Так вот – это оказалась вовсе не писательская выдумка. Не такая уж и коротенькая двадцатипятилетняя биография промелькнула в его мозгу яркими картинками. Момента собственного появления на свет (зимой 1956 года в родильном отделении городской больницы) он, конечно, не помнил. Только по рассказам знал, как его отец, обрадованный рождением наследника славного рода Ярыгиных, утаптывал снег под больничными окнами, приплясывая на морозе с карманным фонарём и еловой веткой.
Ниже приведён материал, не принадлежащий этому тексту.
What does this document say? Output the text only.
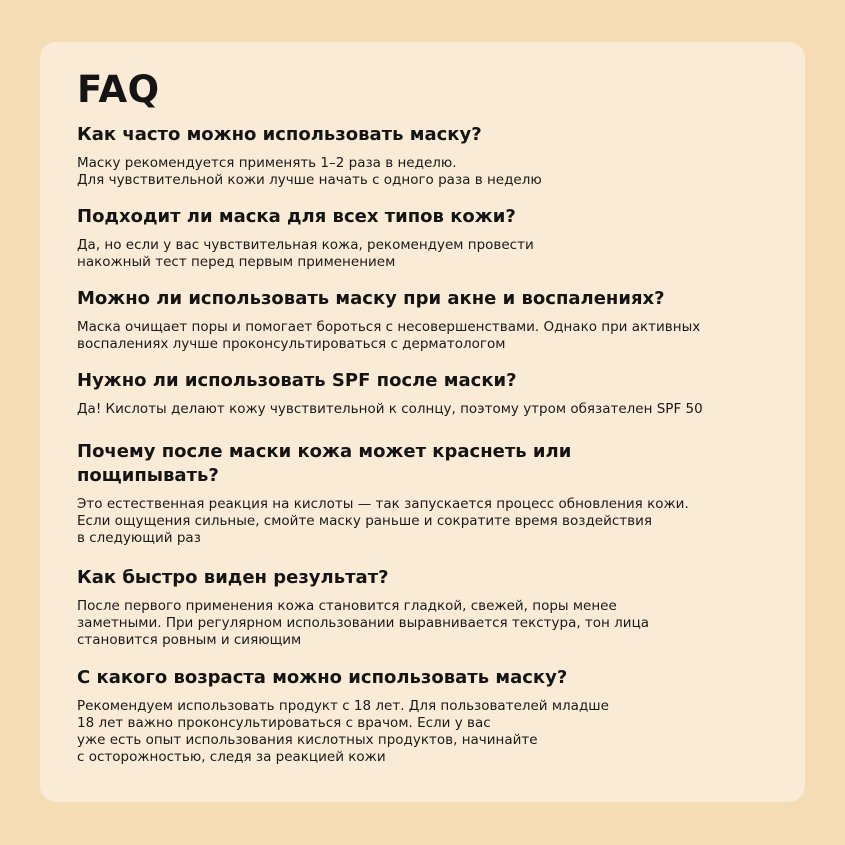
FAQ
Как часто можно использовать маску?

Маску рекомендуется применять 1–2 раза в неделю.
Для чувствительной кожи лучше начать с одного раза в неделю

Подходит ли маска для всех типов кожи?

Да, но если у вас чувствительная кожа, рекомендуем провести
накожный тест перед первым применением

Можно ли использовать маску при акне и воспалениях?

Маска очищает поры и помогает бороться с несовершенствами. Однако при активных
воспалениях лучше проконсультироваться с дерматологом

Нужно ли использовать SPF после маски?

Да! Кислоты делают кожу чувствительной к солнцу, поэтому утром обязателен SPF 50

Почему после маски кожа может краснеть или
пощипывать?

Это естественная реакция на кислоты — так запускается процесс обновления кожи.
Если ощущения сильные, смойте маску раньше и сократите время воздействия
в следующий раз

Как быстро виден результат?

После первого применения кожа становится гладкой, свежей, поры менее
заметными. При регулярном использовании выравнивается текстура, тон лица
становится ровным и сияющим

С какого возраста можно использовать маску?

Рекомендуем использовать продукт с 18 лет. Для пользователей младше
18 лет важно проконсультироваться с врачом. Если у вас
уже есть опыт использования кислотных продуктов, начинайте
с осторожностью, следя за реакцией кожи
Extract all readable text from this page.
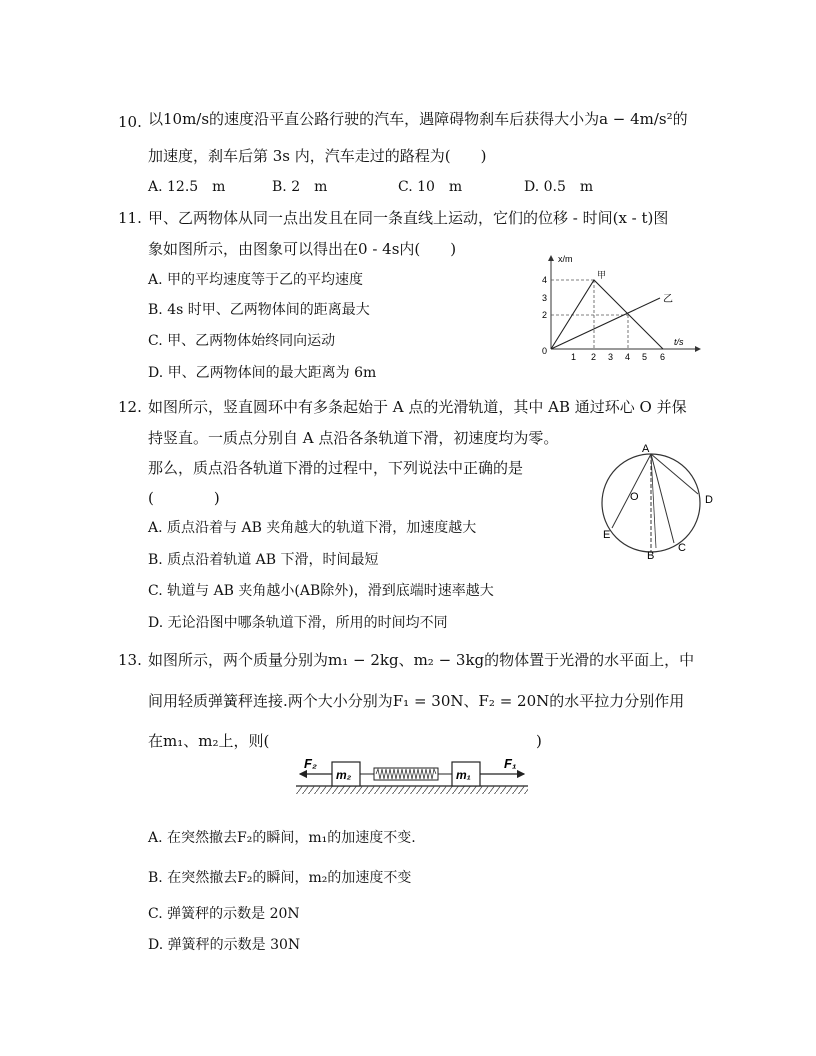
10. 以10m/s的速度沿平直公路行驶的汽车，遇障碍物刹车后获得大小为a − 4m/s²的
加速度，刹车后第 3s 内，汽车走过的路程为(　　)
A. 12.5　m	B. 2　m	C. 10　m	D. 0.5　m
11. 甲、乙两物体从同一点出发且在同一条直线上运动，它们的位移 - 时间(x - t)图
象如图所示，由图象可以得出在0 - 4s内(　　)
A. 甲的平均速度等于乙的平均速度
B. 4s 时甲、乙两物体间的距离最大
C. 甲、乙两物体始终同向运动
D. 甲、乙两物体间的最大距离为 6m
x/m
t/s
0
4
3
2
1 2 3 4 5 6
甲
乙
12. 如图所示，竖直圆环中有多条起始于 A 点的光滑轨道，其中 AB 通过环心 O 并保
持竖直。一质点分别自 A 点沿各条轨道下滑，初速度均为零。
那么，质点沿各轨道下滑的过程中，下列说法中正确的是
(　　　　)
A. 质点沿着与 AB 夹角越大的轨道下滑，加速度越大
B. 质点沿着轨道 AB 下滑，时间最短
C. 轨道与 AB 夹角越小(AB除外)，滑到底端时速率越大
D. 无论沿图中哪条轨道下滑，所用的时间均不同
A
O
B
C
D
E
13. 如图所示，两个质量分别为m₁ − 2kg、m₂ − 3kg的物体置于光滑的水平面上，中
间用轻质弹簧秤连接.两个大小分别为F₁ = 30N、F₂ = 20N的水平拉力分别作用
在m₁、m₂上，则(	)
m₂	m₁
F₂	F₁
A. 在突然撤去F₂的瞬间，m₁的加速度不变.
B. 在突然撤去F₂的瞬间，m₂的加速度不变
C. 弹簧秤的示数是 20N
D. 弹簧秤的示数是 30N
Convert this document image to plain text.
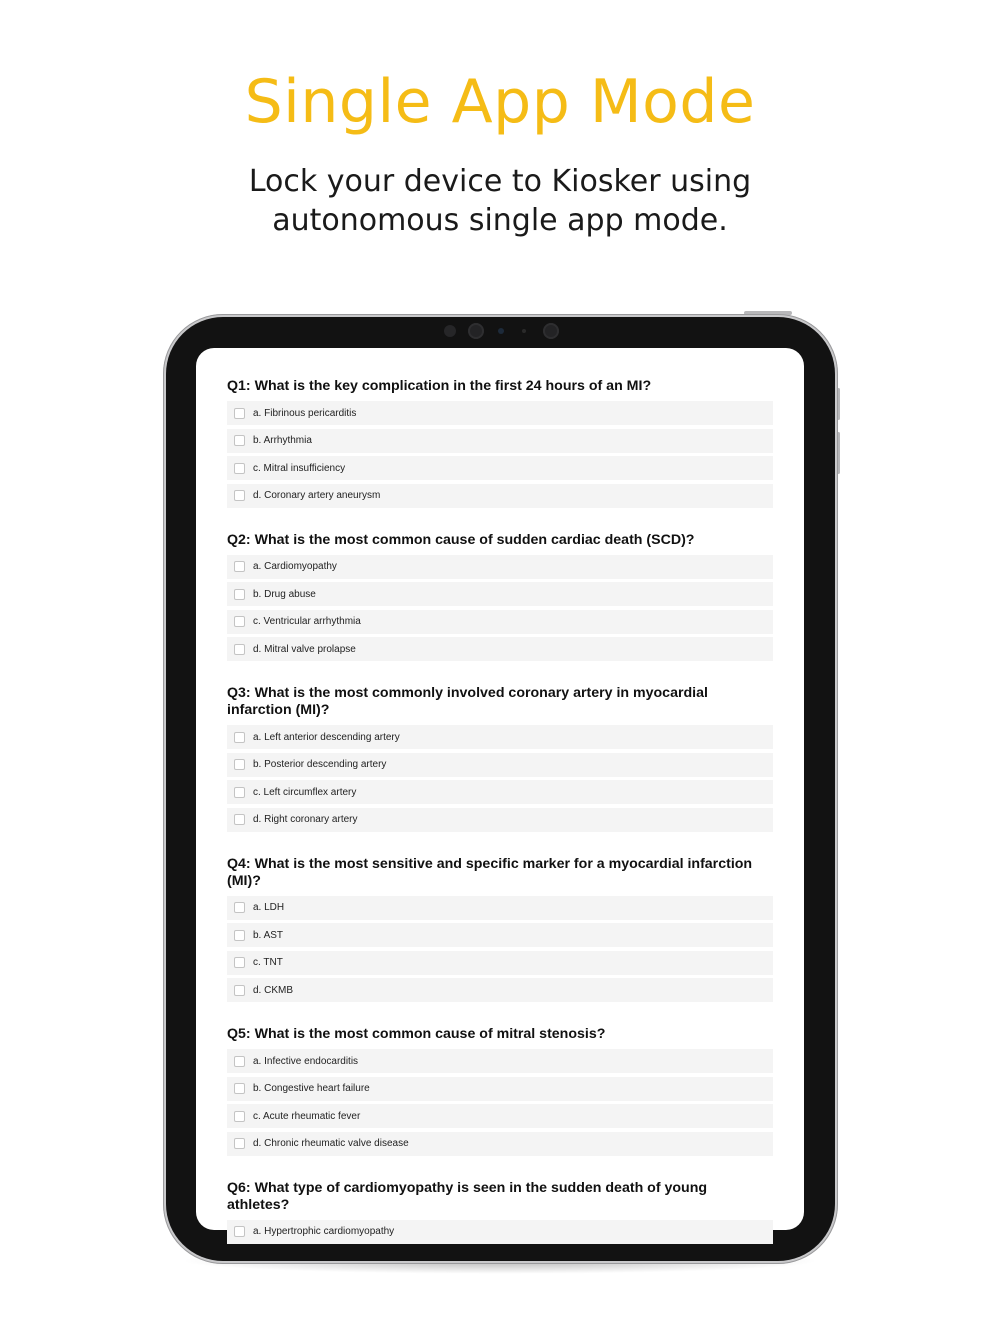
Single App Mode
Lock your device to Kiosker using
autonomous single app mode.
Q1: What is the key complication in the first 24 hours of an MI?
a. Fibrinous pericarditis
b. Arrhythmia
c. Mitral insufficiency
d. Coronary artery aneurysm
Q2: What is the most common cause of sudden cardiac death (SCD)?
a. Cardiomyopathy
b. Drug abuse
c. Ventricular arrhythmia
d. Mitral valve prolapse
Q3: What is the most commonly involved coronary artery in myocardial infarction (MI)?
a. Left anterior descending artery
b. Posterior descending artery
c. Left circumflex artery
d. Right coronary artery
Q4: What is the most sensitive and specific marker for a myocardial infarction (MI)?
a. LDH
b. AST
c. TNT
d. CKMB
Q5: What is the most common cause of mitral stenosis?
a. Infective endocarditis
b. Congestive heart failure
c. Acute rheumatic fever
d. Chronic rheumatic valve disease
Q6: What type of cardiomyopathy is seen in the sudden death of young athletes?
a. Hypertrophic cardiomyopathy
Мама об этом часто говорила на семейных торжествах, а отец, сердито и смущённо фыркнув в рукав, заявлял:
– Не было такого, напридумывала ты, мать!
А дальше шли уже его собственные воспоминания. Детсад – их строили парами и вели на прогулку через лес, где росла земляника, смотреть на поезда. Потом школа, где сосед по парте Славка Мотыльков переименовал Сашку Ярыгина в Санчо, назначив друга своим верным оруженосцем. Все школьные годы они вместе читали толстые растрёпанные книжки про героев, про космос и путешествия, когда до них доходила очередь в детской библиотеке. Вместе мастерили и запускали ракету, которая никуда не улетела, а до обидного быстро взорвалась за гаражами, изуродовав мотоцикл соседа дяди Валеры Николаенко. Славка тогда совершенно по-донкихотски взял вину на себя, потому что если бы Санчо поставили на учёт в детской комнате милиции, не видать ему поездки в Москву, на слёт юных изобретателей. А вот в МГУ они, два упорных провинциала, поступили вместе. Отличник Мотыльков мог бы даже остаться в аспирантуре, но снова ввязался в борьбу с «ветряными мельницами» в лице рьяно борющихся за моральный облик советского студента комсомольцев: вступился на собрании за исполнявшего «не те» песни в молодёжном ансамбле Веню Яшина – и отправился по распределению в далёкое Зауралье. Ярыгина же взяли старшим лаборантом в НИИ в Подмосковье, куда просочилось (не без участия того же Веньки, который предпочёл советской науке сомнительную артистическую славу) это прозвище, совершенно не по-комсомольски звучащее.
…Санчо…
– Что за буржуазная кличка, Ярыгин! – возмущённо восклицала завотделом Людмила Григорьевна, не читавшая, видимо, знаменитого романа Сервантеса о рыцаре печального образа и его оруженосце.
А Ленке нравилось…
В последний момент Санчо с сожалением подумал, что так и не успел пригласить Ленку в кино. Не в субботу днём, когда за ними обычно увязывались Ленкина подруга Маринка и её тринадцатилетняя сестра, а на вечерний сеанс, на последний ряд. Они ведь даже не целовались ни разу по-настоящему, ведь не считать же то, как Ленка по-дружески клевала его у подъезда на прощание в небритую щёку.
…Место, где Санчо очнулся, скорее всего, являлось больничной палатой. По крайней мере, так сказал ему пожилой мужчина с перебинтованной головой, занимавший соседнюю койку. Странно было, что коек этих в помещении с узкими окнами стояло всего две, а не восемь, как в ожоговом отделении, где Санчо лежал в школьные годы после взрыва ракеты. (Не той, от которой пострадал мотоцикл дяди Валеры, а следующей – они со Славкой экспериментировали ведь не один раз).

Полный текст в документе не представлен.